In all honesty, a small part of me was embarrassed about how the Backstreet Boys had perceived me in that short interaction. I was desperate for a do-over.
A Second Chance
I was throwing around the option to purchase meet and greet tickets for the next concert I was going to. But then all these feelings came up about spending money again.
It was then that I realized I’m still controlled by the fear of what people might think of me and I really wish I wasn’t.
Did I want to wake up the morning after the second concert and regret not purchasing the meet and greet tickets? Not in the least. So I bought the meet and greet tickets.
I was already feeling more confident about the second meet and greet since I was more familiar with the process. I decided to go with a couple of other friends and do a “group” meet and greet. Which meant we got to have a bit more time with the Boys.
Part of me was a little embarrassed that they might remember me. Would they think “omg, she’s back again”?
I beelined it straight to Nick Carter, I wasn’t wasting any time. This was my second chance and I was going to make it everything I had wanted the first time.
I actually had a conversation with Nick Carter!! (13-year-old Dawn’s dreams have come true)
And to be honest, I felt really proud of myself. Regardless of if I made any sort of impression on them or what they thought of me.
It all goes to show that generally, the first time you do something, you’re gonna suck at it.

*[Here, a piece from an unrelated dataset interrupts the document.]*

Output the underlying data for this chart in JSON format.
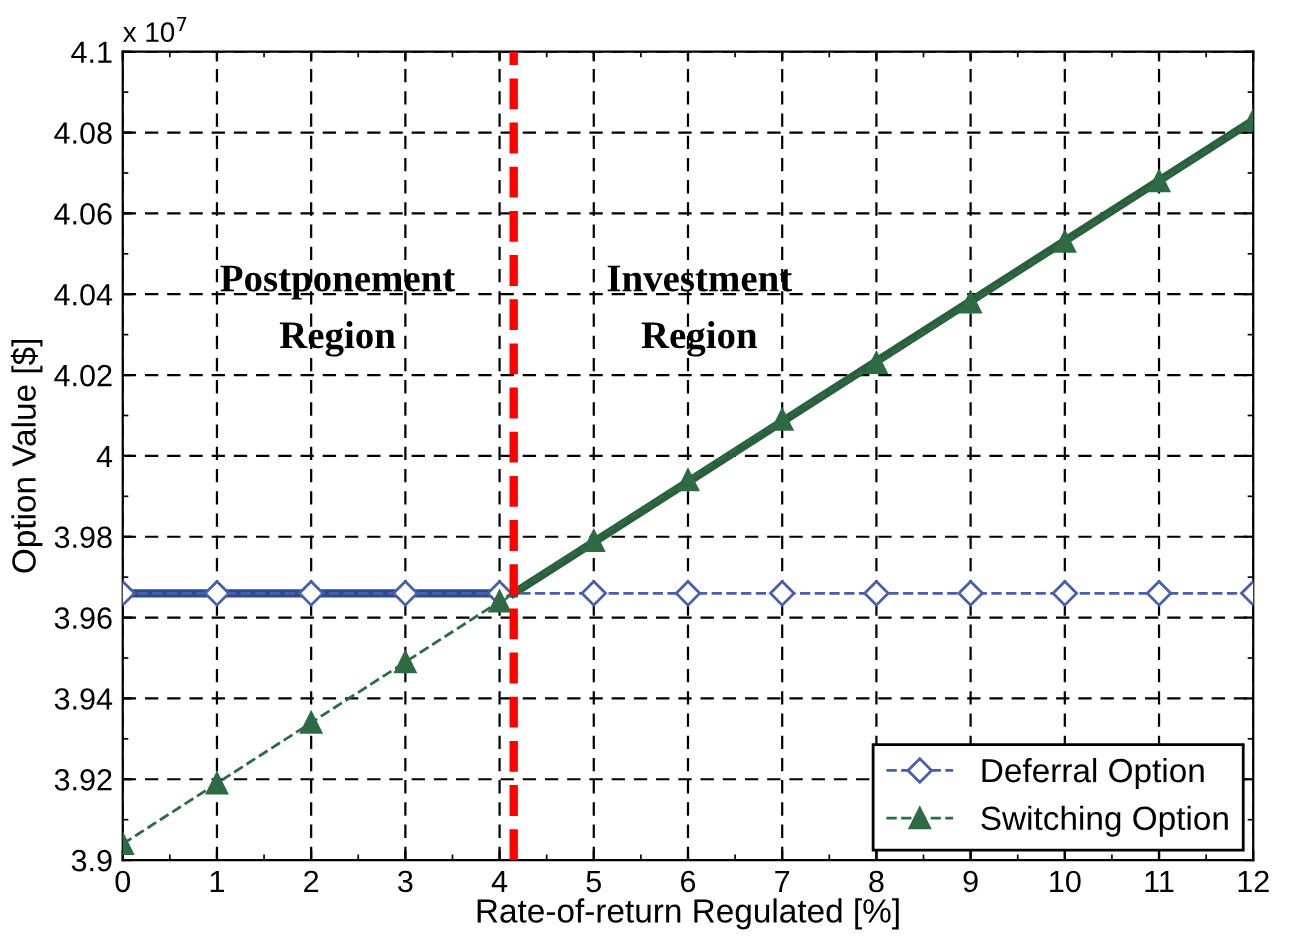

Getting that second chance to do the meet and greet was everything I could have asked for. I was still buzzing from it 48 hours after (I think I’m still buzzing from it, tbh).
I needed to do what was going to make me proud and happy for myself.
So I’m giving you permission to do whatever makes you happy. If it’s not hurting anyone else, who cares? We don’t work this hard to not go and enjoy life. You’re allowed to spoil yourself.
I kept joking with everyone after the concert that I can die happy now. I even accidentally touched Nick Carter’s bum (something 14-year-old Dawn only dreamed of in her diary). It was seriously SO.MUCH.FUN.
Don’t let the fear of what people may think or the fear of embarrassment control you into a decision that will lead you into living in regret.
So, that was my insanely fun weekend! If you love the Backstreet Boys, please let me know. Shoot me a DM over on Instagram @dawnbradleyhair with your favourite song and we can become BFFs.
I’d love to know what the one thing is that you wanna do for yourself. It’s important to celebrate your accomplishments and take time for yourself. ‘Cause friend, you’re a big deal and you can do hard things. But that doesn’t mean you shouldn’t also make time for some fun things.